Homeopathic journals are well known to have a publication bias against studies with negative results, and to trumpet the positive studies without providing the context of all of the negative studies is to engage in disingenuous cherry picking.
I am also aware that there are a few good studies which seem to show a positive effect, but when you examine these within the context of all of the other studies which show null or even negative effect, you come to realize that the positive studies are probably an artifact of statistical averages.
In science, one positive preliminary study does not mean much, other researchers have to be able to duplicate your results, which in this case hasn't been done.
If homeopathy worked as well as its proponents claim, there would not be this amount of ambiguity on the literature, even IF the big pharma mens-in-black were out there trying to suppress everything
If you are going to convince us big, bad skeptics and pharma shills that an implausible, pre-scientific healing modality which defies what we know about physics, chemistry and biology actually works, than you need better evidence than what has been provided. Anecdotes don't mean shite.
As for your arnica pills as a treatment for bruises, that sounds like a good proposal for the JREF million-dollar challenge, you may become rich after all.
I will say that, my bruises often go away within 24 hours by themselves, and my wife, who, sadly, is a sucker for all things CAM, swears by arnica cream, at her insistence I have used it to treat various bruises, burns and abrasions and it has done sweet dick all.
I don't understand the need to be against homepathy - you can't assume that all medication is going to treat every person who has different body chemistry.

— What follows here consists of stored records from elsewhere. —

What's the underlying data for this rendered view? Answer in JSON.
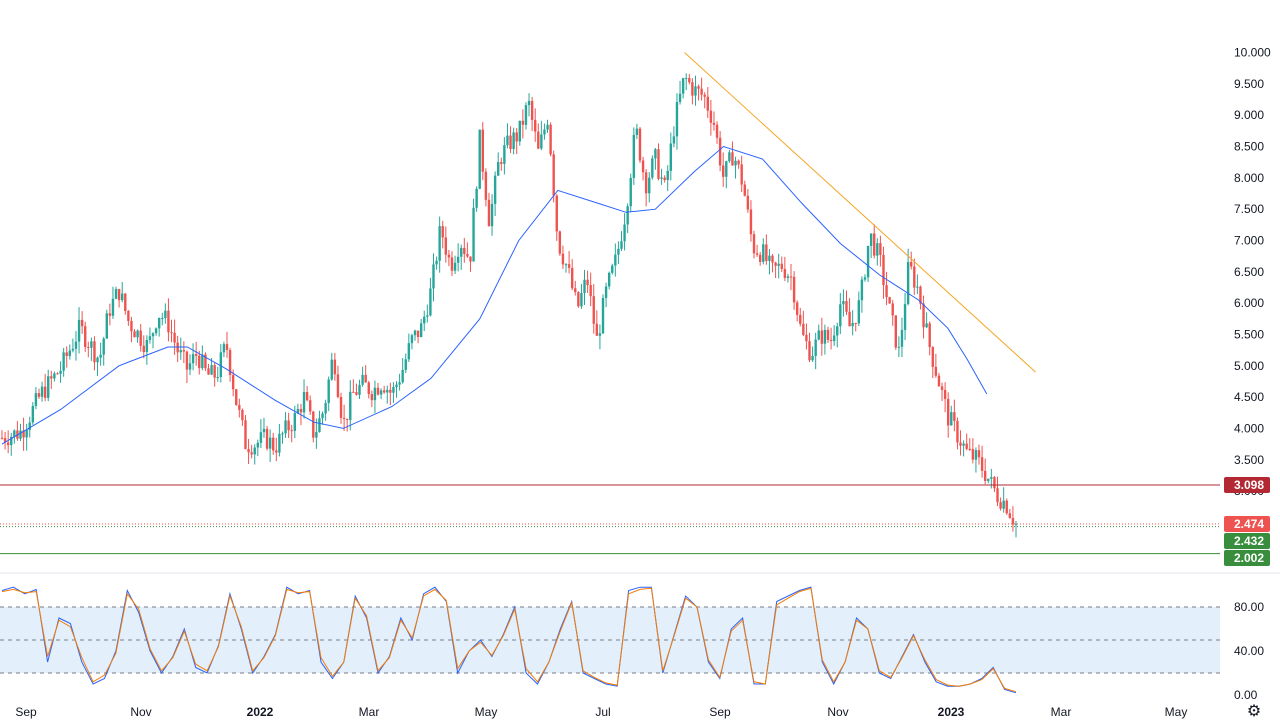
{
  "colors": {
    "up": "#26a69a",
    "down": "#ef5350",
    "ma": "#2962ff",
    "trend": "#f5a623",
    "resistance": "#b22833",
    "current": "#ef5350",
    "support": "#388e3c",
    "stoch_k": "#2962ff",
    "stoch_d": "#f57c00",
    "stoch_band": "#e3f0fc"
  },
  "chart_data": [
    {
      "type": "candlestick",
      "price_axis_ticks": [
        "10.000",
        "9.500",
        "9.000",
        "8.500",
        "8.000",
        "7.500",
        "7.000",
        "6.500",
        "6.000",
        "5.500",
        "5.000",
        "4.500",
        "4.000",
        "3.500",
        "3.000"
      ],
      "time_axis_labels": [
        "Sep",
        "Nov",
        "2022",
        "Mar",
        "May",
        "Jul",
        "Sep",
        "Nov",
        "2023",
        "Mar",
        "May"
      ],
      "ylim": [
        1.9,
        10.2
      ],
      "trend_points": [
        [
          0,
          3.85
        ],
        [
          2,
          3.95
        ],
        [
          4,
          4.55
        ],
        [
          6,
          4.95
        ],
        [
          8,
          5.6
        ],
        [
          10,
          5.1
        ],
        [
          11,
          5.9
        ],
        [
          12,
          6.2
        ],
        [
          13,
          5.7
        ],
        [
          15,
          5.3
        ],
        [
          16,
          5.85
        ],
        [
          17,
          5.7
        ],
        [
          18,
          5.25
        ],
        [
          19,
          4.95
        ],
        [
          20,
          5.2
        ],
        [
          21,
          4.85
        ],
        [
          22,
          4.85
        ],
        [
          23,
          5.35
        ],
        [
          24,
          4.45
        ],
        [
          25,
          3.75
        ],
        [
          26,
          3.75
        ],
        [
          27,
          3.85
        ],
        [
          28,
          3.7
        ],
        [
          29,
          3.95
        ],
        [
          30,
          4.15
        ],
        [
          31,
          4.5
        ],
        [
          32,
          3.9
        ],
        [
          33,
          4.3
        ],
        [
          34,
          5.2
        ],
        [
          35,
          4.05
        ],
        [
          36,
          4.55
        ],
        [
          37,
          4.7
        ],
        [
          38,
          4.6
        ],
        [
          39,
          4.75
        ],
        [
          40,
          4.55
        ],
        [
          41,
          4.9
        ],
        [
          42,
          5.4
        ],
        [
          43,
          5.6
        ],
        [
          44,
          6.2
        ],
        [
          45,
          7.2
        ],
        [
          46,
          6.6
        ],
        [
          47,
          7.0
        ],
        [
          48,
          6.7
        ],
        [
          49,
          8.6
        ],
        [
          50,
          7.3
        ],
        [
          51,
          8.3
        ],
        [
          52,
          8.55
        ],
        [
          53,
          8.7
        ],
        [
          54,
          9.2
        ],
        [
          55,
          8.4
        ],
        [
          56,
          9.0
        ],
        [
          57,
          7.0
        ],
        [
          58,
          6.55
        ],
        [
          59,
          5.9
        ],
        [
          60,
          6.4
        ],
        [
          61,
          5.4
        ],
        [
          62,
          6.2
        ],
        [
          63,
          6.7
        ],
        [
          64,
          7.5
        ],
        [
          65,
          8.8
        ],
        [
          66,
          7.9
        ],
        [
          67,
          8.3
        ],
        [
          68,
          7.8
        ],
        [
          69,
          8.9
        ],
        [
          70,
          9.6
        ],
        [
          71,
          9.4
        ],
        [
          72,
          9.3
        ],
        [
          73,
          8.9
        ],
        [
          74,
          8.0
        ],
        [
          75,
          8.4
        ],
        [
          76,
          7.9
        ],
        [
          77,
          6.9
        ],
        [
          78,
          6.8
        ],
        [
          79,
          6.5
        ],
        [
          80,
          6.6
        ],
        [
          81,
          6.4
        ],
        [
          82,
          5.5
        ],
        [
          83,
          5.2
        ],
        [
          84,
          5.5
        ],
        [
          85,
          5.4
        ],
        [
          86,
          6.0
        ],
        [
          87,
          5.6
        ],
        [
          88,
          6.0
        ],
        [
          89,
          7.1
        ],
        [
          90,
          6.7
        ],
        [
          91,
          5.9
        ],
        [
          92,
          5.2
        ],
        [
          93,
          6.6
        ],
        [
          94,
          6.2
        ],
        [
          95,
          5.4
        ],
        [
          96,
          4.8
        ],
        [
          97,
          4.2
        ],
        [
          98,
          3.9
        ],
        [
          99,
          3.6
        ],
        [
          100,
          3.5
        ],
        [
          101,
          3.25
        ],
        [
          102,
          2.95
        ],
        [
          103,
          2.8
        ],
        [
          104,
          2.474
        ]
      ],
      "moving_average": {
        "points": [
          [
            0,
            3.75
          ],
          [
            6,
            4.3
          ],
          [
            12,
            5.0
          ],
          [
            17,
            5.3
          ],
          [
            19,
            5.3
          ],
          [
            23,
            4.95
          ],
          [
            28,
            4.45
          ],
          [
            32,
            4.1
          ],
          [
            35,
            4.0
          ],
          [
            40,
            4.35
          ],
          [
            44,
            4.8
          ],
          [
            49,
            5.75
          ],
          [
            53,
            7.0
          ],
          [
            57,
            7.8
          ],
          [
            61,
            7.6
          ],
          [
            64,
            7.45
          ],
          [
            67,
            7.5
          ],
          [
            71,
            8.1
          ],
          [
            74,
            8.5
          ],
          [
            78,
            8.3
          ],
          [
            82,
            7.6
          ],
          [
            86,
            6.95
          ],
          [
            90,
            6.45
          ],
          [
            94,
            6.05
          ],
          [
            97,
            5.6
          ],
          [
            99,
            5.1
          ],
          [
            101,
            4.55
          ]
        ]
      },
      "trendline": {
        "from": [
          70,
          10.0
        ],
        "to": [
          106,
          4.9
        ]
      },
      "levels": [
        {
          "name": "resistance",
          "value": 3.098,
          "label": "3.098"
        },
        {
          "name": "current",
          "value": 2.474,
          "label": "2.474"
        },
        {
          "name": "support",
          "value": 2.432,
          "label": "2.432"
        },
        {
          "name": "support-2",
          "value": 2.002,
          "label": "2.002"
        }
      ]
    },
    {
      "type": "line",
      "indicator": "stochastic",
      "ylim": [
        0,
        100
      ],
      "band": [
        20,
        80
      ],
      "mid": 50,
      "axis_ticks": [
        "80.00",
        "40.00",
        "0.00"
      ],
      "series": [
        {
          "values": [
            95,
            98,
            92,
            96,
            30,
            70,
            65,
            30,
            10,
            15,
            40,
            95,
            75,
            40,
            20,
            35,
            60,
            25,
            20,
            45,
            92,
            60,
            20,
            35,
            55,
            98,
            92,
            95,
            30,
            15,
            30,
            90,
            70,
            20,
            35,
            70,
            50,
            92,
            98,
            85,
            20,
            40,
            50,
            35,
            55,
            80,
            20,
            10,
            30,
            60,
            85,
            20,
            15,
            10,
            8,
            95,
            98,
            98,
            20,
            55,
            90,
            80,
            30,
            15,
            60,
            70,
            10,
            10,
            85,
            90,
            95,
            98,
            30,
            10,
            30,
            70,
            60,
            20,
            15,
            35,
            55,
            30,
            12,
            8,
            8,
            10,
            15,
            25,
            5,
            2
          ]
        },
        {
          "values": [
            94,
            96,
            93,
            94,
            35,
            68,
            62,
            34,
            12,
            18,
            38,
            92,
            78,
            42,
            22,
            34,
            58,
            28,
            22,
            44,
            90,
            62,
            22,
            34,
            54,
            96,
            93,
            94,
            34,
            17,
            30,
            88,
            72,
            22,
            34,
            68,
            52,
            90,
            96,
            86,
            24,
            40,
            48,
            36,
            54,
            78,
            24,
            12,
            30,
            58,
            84,
            22,
            16,
            11,
            9,
            92,
            96,
            97,
            22,
            54,
            88,
            80,
            32,
            16,
            58,
            68,
            12,
            10,
            82,
            88,
            94,
            97,
            32,
            12,
            30,
            68,
            60,
            22,
            16,
            34,
            54,
            32,
            14,
            9,
            8,
            10,
            14,
            24,
            6,
            3
          ]
        }
      ]
    }
  ]
}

Studies and test are all controlled, that not real life anyway - everyone's symptoms and reactions are different - I live with Lupus, that is probably one of the most frustrating diseases to live with - but I live with western medicine and homeoptahy - We're responsible for what we put in and you have to admit, in our World today, people put a lot of crap into their bodies weakening everything else in there - why do people have to express how extreme their opinion is. At the end of the day, in both practices, treatments will work and treatments will fail
The concept is flawed (no biologic plausability) and the resulting "treatments" are diluted to the point of containing no active ingredient. (And if water has a memory, then homeopathy is full of sh!t.)
And I speak with authority because I'm a nutritionist (you, too, can be a nutritionist, just call yourself one!).